Accuse di lavoro forzato contro le aziende di cioccolato

La causa, intentata a Washington DC, è stata intentata da otto cittadini del Mali che affermano di essere stati vittime della tratta da bambini per lavorare nelle piantagioni di cacao in Costa d'Avorio. Sostengono che le sette società abbiano costituito un'"impresa per consentire loro di continuare a beneficiare del cacao a buon mercato raccolto dal lavoro minorile forzato".

La Costa d'Avorio produce il 40% del cacao mondiale e uno studio del 2020 dell'Università di Chicago ha rilevato che 1.56 milioni di bambini raccolgono cacao, principalmente in Costa d'Avorio e in Ghana.

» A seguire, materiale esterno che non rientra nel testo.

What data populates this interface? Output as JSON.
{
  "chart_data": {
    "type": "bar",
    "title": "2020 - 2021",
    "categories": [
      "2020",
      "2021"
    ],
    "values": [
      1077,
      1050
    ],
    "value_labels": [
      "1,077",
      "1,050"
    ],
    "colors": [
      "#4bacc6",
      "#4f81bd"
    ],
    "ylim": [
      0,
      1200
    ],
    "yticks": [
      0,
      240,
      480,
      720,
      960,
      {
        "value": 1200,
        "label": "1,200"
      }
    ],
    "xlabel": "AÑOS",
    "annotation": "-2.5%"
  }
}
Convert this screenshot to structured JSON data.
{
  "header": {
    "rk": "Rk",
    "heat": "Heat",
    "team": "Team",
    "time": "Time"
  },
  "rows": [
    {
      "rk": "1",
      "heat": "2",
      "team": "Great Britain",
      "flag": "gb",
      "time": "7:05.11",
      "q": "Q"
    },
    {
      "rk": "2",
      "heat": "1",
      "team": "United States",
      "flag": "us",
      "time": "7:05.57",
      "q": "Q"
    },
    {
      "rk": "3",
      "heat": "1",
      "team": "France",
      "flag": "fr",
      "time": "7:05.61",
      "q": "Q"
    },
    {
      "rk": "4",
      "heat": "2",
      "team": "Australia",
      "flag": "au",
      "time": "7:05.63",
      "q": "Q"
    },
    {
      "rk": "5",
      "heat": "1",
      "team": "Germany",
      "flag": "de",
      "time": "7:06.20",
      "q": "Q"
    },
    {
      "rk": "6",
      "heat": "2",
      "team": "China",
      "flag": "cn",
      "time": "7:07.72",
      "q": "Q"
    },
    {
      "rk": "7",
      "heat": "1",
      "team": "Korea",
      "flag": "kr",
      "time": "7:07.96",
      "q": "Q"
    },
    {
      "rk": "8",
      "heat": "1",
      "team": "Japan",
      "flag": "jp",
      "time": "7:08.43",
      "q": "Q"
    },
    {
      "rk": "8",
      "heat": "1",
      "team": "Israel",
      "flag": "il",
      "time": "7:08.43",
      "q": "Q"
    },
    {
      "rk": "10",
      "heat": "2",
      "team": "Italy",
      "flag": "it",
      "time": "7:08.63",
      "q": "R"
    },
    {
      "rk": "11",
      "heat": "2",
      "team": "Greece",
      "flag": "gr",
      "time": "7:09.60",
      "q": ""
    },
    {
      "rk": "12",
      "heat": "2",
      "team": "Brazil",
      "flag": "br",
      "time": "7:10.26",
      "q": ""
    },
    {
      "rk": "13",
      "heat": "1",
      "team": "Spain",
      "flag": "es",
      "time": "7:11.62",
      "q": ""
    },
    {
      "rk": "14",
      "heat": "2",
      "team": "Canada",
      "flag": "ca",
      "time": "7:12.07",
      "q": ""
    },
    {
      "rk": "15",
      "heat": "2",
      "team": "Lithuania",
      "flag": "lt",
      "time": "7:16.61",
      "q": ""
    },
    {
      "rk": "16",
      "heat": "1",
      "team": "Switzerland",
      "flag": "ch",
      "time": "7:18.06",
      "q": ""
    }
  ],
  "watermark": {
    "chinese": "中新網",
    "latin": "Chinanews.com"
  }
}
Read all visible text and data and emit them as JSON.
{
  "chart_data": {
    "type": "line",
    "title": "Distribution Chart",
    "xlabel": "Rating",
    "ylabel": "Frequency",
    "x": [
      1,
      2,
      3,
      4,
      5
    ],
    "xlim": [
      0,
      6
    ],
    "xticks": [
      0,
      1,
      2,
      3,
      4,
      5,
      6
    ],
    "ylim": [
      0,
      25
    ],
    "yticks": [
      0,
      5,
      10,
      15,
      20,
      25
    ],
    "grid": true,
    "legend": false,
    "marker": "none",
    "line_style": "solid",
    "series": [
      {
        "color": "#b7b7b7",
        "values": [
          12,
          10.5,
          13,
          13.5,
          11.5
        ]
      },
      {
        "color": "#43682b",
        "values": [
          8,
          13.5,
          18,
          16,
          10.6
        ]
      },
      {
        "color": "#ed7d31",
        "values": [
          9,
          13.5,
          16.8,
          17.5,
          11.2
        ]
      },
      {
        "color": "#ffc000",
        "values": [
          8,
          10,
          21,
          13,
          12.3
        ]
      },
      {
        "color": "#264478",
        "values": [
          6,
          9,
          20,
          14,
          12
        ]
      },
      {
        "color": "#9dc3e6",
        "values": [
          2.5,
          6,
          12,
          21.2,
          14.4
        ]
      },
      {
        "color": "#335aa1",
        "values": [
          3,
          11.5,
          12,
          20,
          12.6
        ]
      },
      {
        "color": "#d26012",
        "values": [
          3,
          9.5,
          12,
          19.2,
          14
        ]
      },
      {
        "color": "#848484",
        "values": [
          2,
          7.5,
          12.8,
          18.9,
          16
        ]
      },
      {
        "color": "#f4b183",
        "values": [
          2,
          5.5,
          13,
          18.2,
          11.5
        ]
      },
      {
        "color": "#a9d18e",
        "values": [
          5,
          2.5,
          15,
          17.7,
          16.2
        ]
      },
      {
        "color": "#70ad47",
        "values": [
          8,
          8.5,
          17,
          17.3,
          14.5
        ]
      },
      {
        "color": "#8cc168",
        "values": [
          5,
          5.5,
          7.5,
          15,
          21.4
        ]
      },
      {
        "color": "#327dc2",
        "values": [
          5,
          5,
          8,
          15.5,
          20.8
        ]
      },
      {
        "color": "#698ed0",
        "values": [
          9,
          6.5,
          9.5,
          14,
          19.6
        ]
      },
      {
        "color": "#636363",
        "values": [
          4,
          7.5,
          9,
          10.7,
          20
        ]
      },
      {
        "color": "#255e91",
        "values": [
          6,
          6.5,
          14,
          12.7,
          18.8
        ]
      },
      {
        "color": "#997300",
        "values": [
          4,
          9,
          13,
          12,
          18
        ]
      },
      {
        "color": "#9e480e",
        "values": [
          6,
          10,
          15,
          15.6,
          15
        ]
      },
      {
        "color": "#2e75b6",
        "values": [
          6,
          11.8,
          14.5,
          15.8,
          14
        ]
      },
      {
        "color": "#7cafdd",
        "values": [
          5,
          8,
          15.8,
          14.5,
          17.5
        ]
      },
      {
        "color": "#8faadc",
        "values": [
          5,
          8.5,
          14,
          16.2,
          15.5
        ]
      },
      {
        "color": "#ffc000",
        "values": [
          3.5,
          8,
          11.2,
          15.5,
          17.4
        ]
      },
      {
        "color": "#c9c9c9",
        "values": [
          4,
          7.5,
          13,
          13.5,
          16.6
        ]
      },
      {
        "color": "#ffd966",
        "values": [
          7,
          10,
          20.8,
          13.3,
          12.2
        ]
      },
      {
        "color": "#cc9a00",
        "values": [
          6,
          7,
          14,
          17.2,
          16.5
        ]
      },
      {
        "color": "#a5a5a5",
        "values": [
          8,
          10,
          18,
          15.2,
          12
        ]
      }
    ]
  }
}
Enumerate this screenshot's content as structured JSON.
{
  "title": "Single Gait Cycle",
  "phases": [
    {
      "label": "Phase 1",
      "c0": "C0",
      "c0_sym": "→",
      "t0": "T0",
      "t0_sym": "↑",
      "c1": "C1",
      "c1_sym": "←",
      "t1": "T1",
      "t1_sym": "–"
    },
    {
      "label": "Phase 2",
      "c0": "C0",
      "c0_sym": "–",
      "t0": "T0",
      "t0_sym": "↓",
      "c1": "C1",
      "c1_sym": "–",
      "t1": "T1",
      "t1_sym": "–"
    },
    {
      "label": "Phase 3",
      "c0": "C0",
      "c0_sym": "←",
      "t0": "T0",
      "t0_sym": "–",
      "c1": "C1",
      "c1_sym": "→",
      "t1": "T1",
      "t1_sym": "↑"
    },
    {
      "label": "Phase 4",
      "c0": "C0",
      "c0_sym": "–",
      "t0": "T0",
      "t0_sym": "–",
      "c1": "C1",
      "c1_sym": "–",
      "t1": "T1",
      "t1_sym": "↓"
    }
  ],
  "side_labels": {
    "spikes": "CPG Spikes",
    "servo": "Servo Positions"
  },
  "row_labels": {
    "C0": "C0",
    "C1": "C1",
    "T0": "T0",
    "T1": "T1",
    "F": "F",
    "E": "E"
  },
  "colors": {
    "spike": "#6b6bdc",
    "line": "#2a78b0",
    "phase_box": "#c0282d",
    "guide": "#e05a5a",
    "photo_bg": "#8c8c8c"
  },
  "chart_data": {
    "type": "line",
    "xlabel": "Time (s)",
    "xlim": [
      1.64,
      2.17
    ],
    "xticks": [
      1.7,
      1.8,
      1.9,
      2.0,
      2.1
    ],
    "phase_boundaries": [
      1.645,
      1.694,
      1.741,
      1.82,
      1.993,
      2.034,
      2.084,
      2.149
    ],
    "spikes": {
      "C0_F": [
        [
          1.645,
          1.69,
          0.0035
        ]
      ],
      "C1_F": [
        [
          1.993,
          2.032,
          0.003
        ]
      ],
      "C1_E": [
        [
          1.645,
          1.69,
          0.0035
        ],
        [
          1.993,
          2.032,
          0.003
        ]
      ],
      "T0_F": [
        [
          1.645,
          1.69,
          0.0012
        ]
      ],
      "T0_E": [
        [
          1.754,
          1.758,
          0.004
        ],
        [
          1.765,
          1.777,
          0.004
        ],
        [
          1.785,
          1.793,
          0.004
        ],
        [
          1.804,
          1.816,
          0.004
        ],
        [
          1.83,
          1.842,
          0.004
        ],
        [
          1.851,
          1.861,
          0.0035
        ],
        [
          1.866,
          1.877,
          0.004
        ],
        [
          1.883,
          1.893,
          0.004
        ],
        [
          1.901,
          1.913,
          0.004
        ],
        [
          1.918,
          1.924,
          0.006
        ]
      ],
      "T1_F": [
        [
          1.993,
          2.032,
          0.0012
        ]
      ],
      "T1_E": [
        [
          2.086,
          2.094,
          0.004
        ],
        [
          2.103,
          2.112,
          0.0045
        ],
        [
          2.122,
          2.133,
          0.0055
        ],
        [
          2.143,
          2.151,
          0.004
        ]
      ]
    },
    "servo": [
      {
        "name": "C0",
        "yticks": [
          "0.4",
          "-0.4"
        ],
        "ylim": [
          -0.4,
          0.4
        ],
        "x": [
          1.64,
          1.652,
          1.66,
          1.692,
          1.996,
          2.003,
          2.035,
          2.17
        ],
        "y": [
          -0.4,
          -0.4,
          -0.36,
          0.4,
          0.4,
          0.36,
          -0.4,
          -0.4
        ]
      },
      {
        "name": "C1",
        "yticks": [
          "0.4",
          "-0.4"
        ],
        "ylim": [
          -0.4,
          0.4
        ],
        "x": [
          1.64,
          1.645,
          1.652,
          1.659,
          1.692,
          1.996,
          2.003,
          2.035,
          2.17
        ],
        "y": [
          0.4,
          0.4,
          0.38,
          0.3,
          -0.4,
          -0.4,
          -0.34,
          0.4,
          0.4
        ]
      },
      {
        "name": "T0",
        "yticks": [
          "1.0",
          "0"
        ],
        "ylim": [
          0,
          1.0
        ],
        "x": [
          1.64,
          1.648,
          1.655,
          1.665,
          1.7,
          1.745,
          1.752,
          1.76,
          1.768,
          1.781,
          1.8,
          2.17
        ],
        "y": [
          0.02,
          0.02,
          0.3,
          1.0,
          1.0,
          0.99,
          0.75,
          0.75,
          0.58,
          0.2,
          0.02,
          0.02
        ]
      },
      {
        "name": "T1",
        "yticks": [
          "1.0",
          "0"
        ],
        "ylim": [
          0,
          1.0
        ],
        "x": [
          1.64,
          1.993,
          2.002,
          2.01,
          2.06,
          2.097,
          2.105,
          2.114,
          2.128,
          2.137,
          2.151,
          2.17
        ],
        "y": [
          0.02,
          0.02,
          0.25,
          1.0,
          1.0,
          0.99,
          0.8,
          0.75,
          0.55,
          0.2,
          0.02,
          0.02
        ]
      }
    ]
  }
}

The Independent relazioni:

Gli atti del tribunale depositati il ​​mese scorso affermano che i querelanti, tutti sotto i 16 anni al momento del loro reclutamento, “sono stati trafficati dal Mali e costretti a lavorare nelle piantagioni di cacao in Costa d'Avorio che rifornivano gli imputati”.

I documenti legali descrivono i lavoratori costantemente morsi da insetti, feriti da incidenti con il machete e alcuni che lavorano per anni senza essere pagati.

Il caso è stato portato ai sensi del Trafficking Victims Protection Reauthorisation Act (TVPRA) del 2017. Questo atto include uno standard di negligenza "avrebbe dovuto sapere", il che significa che le organizzazioni possono essere ritenute responsabili della tratta se si può dimostrare che avrebbero dovuto sapere che si stava verificando un abuso, anche se non lo sapevano direttamente.

L'avvocato che ha intentato l'azione civile, Terence Collingsworth di International Rights Advocates, afferma: “Queste società stanno conducendo una guerra su due fronti. Stanno dicendo al pubblico; stiamo lavorando con i coltivatori di cacao, stiamo dando loro istruzione e denaro, abbiamo tutto sotto controllo".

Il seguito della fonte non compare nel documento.